Наша богословская мысль, рассматривая c XVIII по XIX вв. вопросы богослужебного содержания, неосознанно потеряла некоторые традиционные направления своего исследования. Скорее всего, в силу сложившихся исторических обстоятельств наше богословие перестало полноценно черпать истоки своего мышления в святоотеческом наследии. Были преданы забвению традиционные богословские представления, выработанные святоотеческим видением, без которого невозможно подлинное богословие. В результате новые представления о литургическом богословии стали отличатся известной противоречивостью понятий. Конечно, на официальном уровне этого никто и никогда не провозглашал, но в богословских произведениях ощущался большой дефицит патристического содержания. Новые тенденции религиозного сознания не могли не оказать определенное влияние и на церковную жизнь. Создался некоторый вакуум в богослужебной жизни, вакуум, который стал более всего проявляться в пассивном и неосознанном участии мирян в богослужении. Первое свидетельство начала такого преобразования сказалось на литургии: главное таинство Церкви в восприятии мирян получило если не второстепенное положение, то все равно стало соотноситься с некоторыми церковными обрядами, как например, с водосвятным молебном или акафистом. Литургия как фундамент, на котором стоит Церковь, теперь представлялась верующим просто некоторым религиозным ритуалом, заключавшимся не в активном причащении, а в исполнении церковных дисциплинарных предписаний - поставить свечи, подать записку и приложиться к иконе. Но если нет причащения, какой же смысл служить литургию? Эти тенденции, проявившиеся в евхаристическом богословии и благочестии, привели к практике редкого причащения. Причастие стало занимать все менее заметное место, а миряне все больше становились пассивными зрителями и слушателями службы, но не участниками. Такая литургическая практика и отразившееся в ней богословие создали некоторую явно не православную атмосферу, в которой внешнее благочестие затемнило подлинную литургическую жизнь.
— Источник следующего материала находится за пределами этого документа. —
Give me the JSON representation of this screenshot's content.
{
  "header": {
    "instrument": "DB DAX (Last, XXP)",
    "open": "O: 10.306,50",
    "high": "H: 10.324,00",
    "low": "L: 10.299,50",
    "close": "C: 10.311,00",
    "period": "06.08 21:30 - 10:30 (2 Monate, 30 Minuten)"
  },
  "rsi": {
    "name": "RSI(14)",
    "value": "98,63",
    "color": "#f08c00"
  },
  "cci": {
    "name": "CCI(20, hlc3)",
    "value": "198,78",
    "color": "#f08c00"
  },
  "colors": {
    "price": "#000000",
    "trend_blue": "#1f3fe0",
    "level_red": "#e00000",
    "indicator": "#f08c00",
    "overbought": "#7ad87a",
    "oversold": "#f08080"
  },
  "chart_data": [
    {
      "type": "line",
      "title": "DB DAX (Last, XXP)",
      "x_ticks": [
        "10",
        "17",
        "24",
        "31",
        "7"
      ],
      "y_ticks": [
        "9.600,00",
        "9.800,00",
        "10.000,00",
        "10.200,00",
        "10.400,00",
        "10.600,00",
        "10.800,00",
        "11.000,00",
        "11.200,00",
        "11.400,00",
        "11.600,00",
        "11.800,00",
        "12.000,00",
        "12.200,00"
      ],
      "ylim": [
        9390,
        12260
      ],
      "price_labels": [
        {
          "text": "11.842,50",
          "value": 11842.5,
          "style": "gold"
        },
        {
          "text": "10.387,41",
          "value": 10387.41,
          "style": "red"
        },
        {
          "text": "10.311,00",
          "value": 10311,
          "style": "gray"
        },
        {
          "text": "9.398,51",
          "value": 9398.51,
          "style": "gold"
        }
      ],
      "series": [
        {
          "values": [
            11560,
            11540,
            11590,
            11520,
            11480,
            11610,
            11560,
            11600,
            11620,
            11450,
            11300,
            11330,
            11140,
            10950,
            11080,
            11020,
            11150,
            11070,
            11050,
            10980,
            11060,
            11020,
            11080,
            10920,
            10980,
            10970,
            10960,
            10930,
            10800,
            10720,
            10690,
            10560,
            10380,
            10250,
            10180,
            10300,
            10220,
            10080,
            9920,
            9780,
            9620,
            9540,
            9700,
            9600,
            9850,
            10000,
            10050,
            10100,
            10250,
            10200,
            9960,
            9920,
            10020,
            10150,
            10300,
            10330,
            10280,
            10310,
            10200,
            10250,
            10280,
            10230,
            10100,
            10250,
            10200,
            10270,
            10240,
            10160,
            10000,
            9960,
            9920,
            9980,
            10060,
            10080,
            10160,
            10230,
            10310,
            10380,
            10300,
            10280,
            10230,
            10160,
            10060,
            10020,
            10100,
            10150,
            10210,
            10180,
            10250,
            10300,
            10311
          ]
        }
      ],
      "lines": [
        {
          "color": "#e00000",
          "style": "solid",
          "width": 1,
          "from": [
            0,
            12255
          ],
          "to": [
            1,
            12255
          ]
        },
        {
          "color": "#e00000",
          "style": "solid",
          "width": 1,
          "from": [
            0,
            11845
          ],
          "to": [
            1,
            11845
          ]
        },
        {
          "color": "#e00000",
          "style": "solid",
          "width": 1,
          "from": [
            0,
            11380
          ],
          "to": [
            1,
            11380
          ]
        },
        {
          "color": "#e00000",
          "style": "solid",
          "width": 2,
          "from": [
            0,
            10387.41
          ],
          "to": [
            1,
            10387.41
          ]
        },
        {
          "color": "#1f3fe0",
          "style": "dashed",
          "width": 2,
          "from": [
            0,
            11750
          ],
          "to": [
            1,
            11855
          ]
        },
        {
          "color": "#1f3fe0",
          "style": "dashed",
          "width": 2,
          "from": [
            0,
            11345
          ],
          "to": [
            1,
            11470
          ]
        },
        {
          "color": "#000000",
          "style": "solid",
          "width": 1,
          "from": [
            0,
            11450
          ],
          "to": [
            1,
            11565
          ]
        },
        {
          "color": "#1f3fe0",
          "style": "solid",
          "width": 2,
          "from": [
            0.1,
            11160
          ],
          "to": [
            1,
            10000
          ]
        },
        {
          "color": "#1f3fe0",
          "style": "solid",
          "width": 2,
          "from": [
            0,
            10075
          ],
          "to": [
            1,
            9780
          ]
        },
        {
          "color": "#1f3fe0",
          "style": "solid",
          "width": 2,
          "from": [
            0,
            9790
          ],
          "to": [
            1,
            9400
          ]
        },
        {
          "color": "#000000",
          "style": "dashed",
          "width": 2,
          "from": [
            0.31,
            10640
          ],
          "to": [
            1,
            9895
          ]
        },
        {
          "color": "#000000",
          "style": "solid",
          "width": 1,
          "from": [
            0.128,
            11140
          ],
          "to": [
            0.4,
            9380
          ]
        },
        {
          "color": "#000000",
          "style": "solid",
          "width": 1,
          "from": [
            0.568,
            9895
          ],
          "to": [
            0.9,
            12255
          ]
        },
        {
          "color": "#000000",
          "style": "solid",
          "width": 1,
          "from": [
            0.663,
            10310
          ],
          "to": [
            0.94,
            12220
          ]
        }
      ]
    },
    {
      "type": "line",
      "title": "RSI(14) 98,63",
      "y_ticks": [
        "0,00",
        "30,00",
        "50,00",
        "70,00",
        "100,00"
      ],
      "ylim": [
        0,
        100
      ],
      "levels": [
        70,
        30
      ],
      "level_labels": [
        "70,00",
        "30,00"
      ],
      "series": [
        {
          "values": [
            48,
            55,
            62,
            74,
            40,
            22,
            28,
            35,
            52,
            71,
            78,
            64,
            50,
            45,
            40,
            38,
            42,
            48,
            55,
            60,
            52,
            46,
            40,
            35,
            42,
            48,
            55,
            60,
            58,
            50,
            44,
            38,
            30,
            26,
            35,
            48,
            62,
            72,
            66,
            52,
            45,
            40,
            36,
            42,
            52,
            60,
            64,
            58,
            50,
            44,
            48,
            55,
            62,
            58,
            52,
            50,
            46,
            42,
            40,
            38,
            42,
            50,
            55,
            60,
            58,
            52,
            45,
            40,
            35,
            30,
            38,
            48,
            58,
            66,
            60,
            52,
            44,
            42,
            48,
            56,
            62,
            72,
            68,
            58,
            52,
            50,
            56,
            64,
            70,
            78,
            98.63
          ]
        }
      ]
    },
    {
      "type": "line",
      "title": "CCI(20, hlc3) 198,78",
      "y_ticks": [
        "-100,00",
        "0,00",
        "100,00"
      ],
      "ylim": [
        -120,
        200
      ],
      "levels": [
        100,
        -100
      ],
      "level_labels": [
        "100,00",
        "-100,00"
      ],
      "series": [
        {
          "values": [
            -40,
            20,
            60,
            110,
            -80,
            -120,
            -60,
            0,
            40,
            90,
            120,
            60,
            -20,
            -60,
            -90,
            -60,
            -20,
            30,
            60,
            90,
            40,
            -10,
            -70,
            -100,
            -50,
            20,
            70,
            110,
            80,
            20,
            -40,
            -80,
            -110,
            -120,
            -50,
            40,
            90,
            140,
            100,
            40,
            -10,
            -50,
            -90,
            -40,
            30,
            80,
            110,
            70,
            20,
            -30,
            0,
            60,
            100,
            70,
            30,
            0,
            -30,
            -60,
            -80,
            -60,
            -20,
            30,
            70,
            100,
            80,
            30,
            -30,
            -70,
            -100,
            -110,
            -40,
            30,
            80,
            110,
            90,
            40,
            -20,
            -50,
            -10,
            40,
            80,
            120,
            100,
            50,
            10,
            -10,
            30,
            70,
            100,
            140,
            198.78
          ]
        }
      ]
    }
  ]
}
Стандарты современного богословского мышления требуют комплексного подхода к решению этих вопросов. Необходимо помнить, что подход должен быть принципиально новым, поскольку многие аспекты перечисленных проблем уже неоднократно были рассмотрены. Я хотел бы отметить, что в своих высказываниях и рассуждениях не призываю к реформам и изменениям богослужебного порядка. В современном религиозном сознании наличествует очень строгий и ярко проявляющийся консерватизм, который не нуждается в особом формулировании. Чтобы избежать недоразумений и зачастую безосновательной критики и осуждения, хочу отметить, что по своему богословскому определению не принадлежу к числу тех верующих, для которых реформа современной богослужебной практики стоит на повестке дня. Реформы могут быть разные, причем их положительность или отрицательность должны определяться полноценным рассмотрением как внешних, так и внутренних обстоятельств, в которых рождается реформа. Только после такого анализа мы получаем возможность реально оценить потребность к определенному реформированию и понять причину его возникновения. Любое реформирование устойчивых принципов и глубоко укоренившихся норм имеет свою цену и поэтому должно быть весьма внимательным и осторожным. На наш взгляд, конкретная проблема лежит не в реформе богослужебной практики (хотя в современной практике мы встречаем некоторые моменты, явно не соответствующие соборному духу Православия), а где-то гораздо глубже, в разрыве, произошедшем между Евхаристией и экклезиологическим, а также эсхатологическим измерениями, и способствовавшем утрате того места, которое Евхаристии принадлежит по существу.
Православное богослужение развивалось на протяжении всей многовековой истории своего существования, и под влиянием внешних и внутренних обстоятельств подвергалось неоднократным изменениям. Каждая эпоха, каждый период оставил свой отпечаток на богослужебной жизни Церкви. Очень частые изменения и преобразования литургической традиции православного Востока свидетельствуют о том, что наше богослужение отказывалось от строгой унификации и абсолютизации, стараясь не допустить ущемления, к которому привела бы абсолютизация одной из эпох. Поэтому наличие чужеродных элементов в современной богослужебной практике - гораздо меньшая проблема по сравнению с отсутствием правильного понимания богослужения, и прежде всего Литургии.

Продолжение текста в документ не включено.